For RA patients with a persistent cough or shortness of breath lasting more than three months, current screening recommendations call for a chest X-ray and pulmonary function tests first, followed by HRCT if those results are abnormal. Even asymptomatic patients with multiple risk factors may benefit from direct HRCT screening. Annual check-ins that include lung auscultation and questions about breathing symptoms are recommended for all RA patients.

Treatment Options

The 2023 guidelines from the American College of Rheumatology and the American College of Chest Physicians outline a treatment approach that focuses on calming the immune system to slow or stop lung damage. First-line options include three immunosuppressive medications: mycophenolate, azathioprine, and rituximab (a biologic that targets specific immune cells). Short-term corticosteroids are also conditionally recommended as initial treatment to reduce active inflammation.
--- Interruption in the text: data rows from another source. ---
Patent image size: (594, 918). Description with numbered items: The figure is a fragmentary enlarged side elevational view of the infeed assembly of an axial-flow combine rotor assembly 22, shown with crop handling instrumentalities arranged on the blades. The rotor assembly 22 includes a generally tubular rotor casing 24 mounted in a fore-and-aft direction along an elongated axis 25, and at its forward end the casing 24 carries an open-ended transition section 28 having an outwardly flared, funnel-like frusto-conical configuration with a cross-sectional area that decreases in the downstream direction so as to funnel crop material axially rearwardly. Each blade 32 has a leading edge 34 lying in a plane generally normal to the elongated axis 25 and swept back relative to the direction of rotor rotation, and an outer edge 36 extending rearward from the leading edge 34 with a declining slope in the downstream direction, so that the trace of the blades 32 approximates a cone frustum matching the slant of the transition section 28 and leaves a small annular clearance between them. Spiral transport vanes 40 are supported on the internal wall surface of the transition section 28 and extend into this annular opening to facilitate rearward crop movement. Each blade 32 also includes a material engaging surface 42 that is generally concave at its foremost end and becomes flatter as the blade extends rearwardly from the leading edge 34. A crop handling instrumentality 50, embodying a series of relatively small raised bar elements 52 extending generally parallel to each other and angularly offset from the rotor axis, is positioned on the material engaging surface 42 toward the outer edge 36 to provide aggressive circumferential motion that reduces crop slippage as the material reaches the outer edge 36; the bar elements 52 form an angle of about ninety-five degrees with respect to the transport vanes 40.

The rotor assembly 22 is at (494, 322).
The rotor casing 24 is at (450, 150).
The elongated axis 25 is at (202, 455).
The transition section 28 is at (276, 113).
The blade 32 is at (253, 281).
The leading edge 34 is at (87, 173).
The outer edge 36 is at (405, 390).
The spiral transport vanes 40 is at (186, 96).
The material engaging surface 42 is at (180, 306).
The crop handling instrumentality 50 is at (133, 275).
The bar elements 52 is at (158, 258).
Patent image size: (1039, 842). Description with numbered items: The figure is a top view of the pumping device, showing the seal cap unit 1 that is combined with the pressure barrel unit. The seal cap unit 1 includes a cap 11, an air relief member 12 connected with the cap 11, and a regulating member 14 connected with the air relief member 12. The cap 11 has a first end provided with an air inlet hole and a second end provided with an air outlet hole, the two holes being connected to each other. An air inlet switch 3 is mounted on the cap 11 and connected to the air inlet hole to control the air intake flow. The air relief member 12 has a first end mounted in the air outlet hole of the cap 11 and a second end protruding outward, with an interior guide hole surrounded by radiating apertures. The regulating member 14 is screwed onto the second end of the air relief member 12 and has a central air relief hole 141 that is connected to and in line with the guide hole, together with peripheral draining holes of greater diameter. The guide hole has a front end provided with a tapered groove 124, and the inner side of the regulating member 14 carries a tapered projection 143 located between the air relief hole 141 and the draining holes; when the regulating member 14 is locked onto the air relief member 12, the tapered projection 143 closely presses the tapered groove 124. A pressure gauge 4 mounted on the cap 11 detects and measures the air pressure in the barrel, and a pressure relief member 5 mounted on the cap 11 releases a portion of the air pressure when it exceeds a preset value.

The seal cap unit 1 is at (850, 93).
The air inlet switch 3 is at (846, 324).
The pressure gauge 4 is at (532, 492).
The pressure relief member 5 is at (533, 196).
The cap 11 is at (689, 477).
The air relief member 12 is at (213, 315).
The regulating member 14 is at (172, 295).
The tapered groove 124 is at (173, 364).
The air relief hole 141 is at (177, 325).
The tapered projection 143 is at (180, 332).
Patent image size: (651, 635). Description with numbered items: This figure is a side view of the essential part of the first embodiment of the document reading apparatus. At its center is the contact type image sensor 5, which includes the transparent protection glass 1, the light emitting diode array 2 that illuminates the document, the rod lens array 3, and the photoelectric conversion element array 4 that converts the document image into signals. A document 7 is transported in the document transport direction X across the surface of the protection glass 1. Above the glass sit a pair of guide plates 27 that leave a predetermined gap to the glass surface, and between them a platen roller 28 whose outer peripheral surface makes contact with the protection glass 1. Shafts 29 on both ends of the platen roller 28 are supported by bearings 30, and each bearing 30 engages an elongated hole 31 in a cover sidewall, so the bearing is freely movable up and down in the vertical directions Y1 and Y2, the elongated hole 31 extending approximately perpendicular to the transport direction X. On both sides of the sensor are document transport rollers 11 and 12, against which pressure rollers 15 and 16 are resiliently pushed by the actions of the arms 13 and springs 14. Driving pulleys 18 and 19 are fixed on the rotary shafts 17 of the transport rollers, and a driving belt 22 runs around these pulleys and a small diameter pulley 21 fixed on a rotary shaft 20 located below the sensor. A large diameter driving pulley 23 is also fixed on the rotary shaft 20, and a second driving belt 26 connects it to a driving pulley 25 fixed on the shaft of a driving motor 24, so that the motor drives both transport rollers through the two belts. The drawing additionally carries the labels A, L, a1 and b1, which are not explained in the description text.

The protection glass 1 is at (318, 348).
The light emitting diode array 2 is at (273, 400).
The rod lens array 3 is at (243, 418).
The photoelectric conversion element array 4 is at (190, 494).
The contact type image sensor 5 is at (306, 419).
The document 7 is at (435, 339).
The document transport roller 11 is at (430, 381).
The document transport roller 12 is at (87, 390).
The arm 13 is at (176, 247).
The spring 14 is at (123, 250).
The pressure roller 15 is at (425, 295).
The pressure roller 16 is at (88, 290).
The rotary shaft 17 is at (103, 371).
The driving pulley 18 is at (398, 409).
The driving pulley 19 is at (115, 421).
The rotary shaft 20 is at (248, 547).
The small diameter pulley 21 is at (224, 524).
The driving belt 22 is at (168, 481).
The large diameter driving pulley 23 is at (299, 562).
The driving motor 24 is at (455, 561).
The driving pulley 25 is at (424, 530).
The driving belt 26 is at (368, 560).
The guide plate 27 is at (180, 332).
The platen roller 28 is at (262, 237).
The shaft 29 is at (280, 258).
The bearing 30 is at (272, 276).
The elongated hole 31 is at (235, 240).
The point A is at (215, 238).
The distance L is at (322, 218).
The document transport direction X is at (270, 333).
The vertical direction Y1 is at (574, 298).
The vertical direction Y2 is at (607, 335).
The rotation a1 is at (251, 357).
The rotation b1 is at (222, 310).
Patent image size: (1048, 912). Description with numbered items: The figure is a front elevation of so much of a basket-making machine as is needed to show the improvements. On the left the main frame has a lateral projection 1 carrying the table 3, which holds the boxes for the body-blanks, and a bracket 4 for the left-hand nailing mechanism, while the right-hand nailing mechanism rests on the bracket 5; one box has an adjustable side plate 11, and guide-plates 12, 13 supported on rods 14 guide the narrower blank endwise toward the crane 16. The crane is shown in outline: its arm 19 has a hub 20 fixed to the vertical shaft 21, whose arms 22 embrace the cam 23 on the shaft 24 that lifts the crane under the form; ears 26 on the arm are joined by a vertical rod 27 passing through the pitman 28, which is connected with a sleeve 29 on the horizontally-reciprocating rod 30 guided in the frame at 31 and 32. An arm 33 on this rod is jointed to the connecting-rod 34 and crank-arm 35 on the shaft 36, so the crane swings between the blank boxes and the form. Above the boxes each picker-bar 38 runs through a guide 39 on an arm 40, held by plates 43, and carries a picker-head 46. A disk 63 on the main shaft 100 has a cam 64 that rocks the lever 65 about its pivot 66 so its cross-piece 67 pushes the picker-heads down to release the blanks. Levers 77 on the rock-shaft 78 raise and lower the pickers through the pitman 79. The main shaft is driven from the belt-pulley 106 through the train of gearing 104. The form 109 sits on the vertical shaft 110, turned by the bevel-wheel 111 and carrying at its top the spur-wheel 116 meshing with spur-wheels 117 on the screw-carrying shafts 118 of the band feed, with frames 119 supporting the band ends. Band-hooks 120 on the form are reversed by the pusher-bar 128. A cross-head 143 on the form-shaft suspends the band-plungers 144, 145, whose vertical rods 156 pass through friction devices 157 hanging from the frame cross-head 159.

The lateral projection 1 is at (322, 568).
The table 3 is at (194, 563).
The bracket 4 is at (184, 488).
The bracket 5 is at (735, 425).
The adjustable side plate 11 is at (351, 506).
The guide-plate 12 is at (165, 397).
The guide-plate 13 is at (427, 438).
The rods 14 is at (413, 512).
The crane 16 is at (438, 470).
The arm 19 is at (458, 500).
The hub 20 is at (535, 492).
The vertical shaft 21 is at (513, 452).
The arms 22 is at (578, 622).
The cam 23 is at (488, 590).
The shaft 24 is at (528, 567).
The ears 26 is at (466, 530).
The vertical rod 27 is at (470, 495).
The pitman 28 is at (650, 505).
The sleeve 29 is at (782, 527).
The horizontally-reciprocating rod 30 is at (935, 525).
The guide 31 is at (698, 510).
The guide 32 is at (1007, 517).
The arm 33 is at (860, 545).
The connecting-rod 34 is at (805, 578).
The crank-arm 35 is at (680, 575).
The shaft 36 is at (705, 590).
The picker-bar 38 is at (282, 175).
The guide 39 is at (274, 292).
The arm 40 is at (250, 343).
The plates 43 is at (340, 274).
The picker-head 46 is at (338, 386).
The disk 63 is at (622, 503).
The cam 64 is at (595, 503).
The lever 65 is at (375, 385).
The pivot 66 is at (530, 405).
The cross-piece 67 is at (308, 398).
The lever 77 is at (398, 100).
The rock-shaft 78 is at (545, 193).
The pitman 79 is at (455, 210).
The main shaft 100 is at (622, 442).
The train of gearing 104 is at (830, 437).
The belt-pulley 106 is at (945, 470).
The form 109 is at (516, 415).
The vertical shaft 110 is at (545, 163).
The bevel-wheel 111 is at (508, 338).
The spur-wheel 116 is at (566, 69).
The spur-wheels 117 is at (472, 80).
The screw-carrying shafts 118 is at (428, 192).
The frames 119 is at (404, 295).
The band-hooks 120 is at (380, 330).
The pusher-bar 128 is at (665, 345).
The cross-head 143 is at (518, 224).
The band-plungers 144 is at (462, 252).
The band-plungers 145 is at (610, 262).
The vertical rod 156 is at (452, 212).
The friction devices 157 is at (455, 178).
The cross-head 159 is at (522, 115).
If the disease progresses despite first-line treatment, rituximab and mycophenolate are both recommended as next steps for patients who didn’t start on them initially. An antifibrotic medication called nintedanib, which slows the scarring process itself rather than targeting the immune system, is conditionally recommended for progressive disease after first-line therapy, though it hasn’t reached consensus as an initial treatment.

One important consideration is that some medications commonly used to treat RA joint symptoms can themselves cause lung problems. This makes coordination between rheumatology and pulmonary specialists essential.

Prognosis and Long-Term Outlook

The outlook for rheumatoid lung disease varies widely depending on the type and severity. Pleural disease and lung nodules tend to have a relatively favorable course. ILD, however, is more serious and is the form most closely tied to reduced life expectancy.

A systematic review pooling data from multiple studies found that median survival after an RA-ILD diagnosis ranges from 2 to 14 years, reflecting the wide spectrum of disease severity. Cumulative mortality rates tell a clearer story: about 9% within the first year, 21% by three years, 30% by five years, and 49% by ten years. The UIP pattern tends to carry a worse prognosis than NSIP.

Once ILD is confirmed, pulmonary function tests are typically repeated every 3 to 12 months during the first year to track whether the disease is stable or progressing. After that, the testing schedule is adjusted based on how things are going. For high-risk patients being monitored but not yet diagnosed with ILD, annual pulmonary function tests and CT scans every two years are recommended. Early detection of progression allows treatment to be adjusted before significant lung function is lost.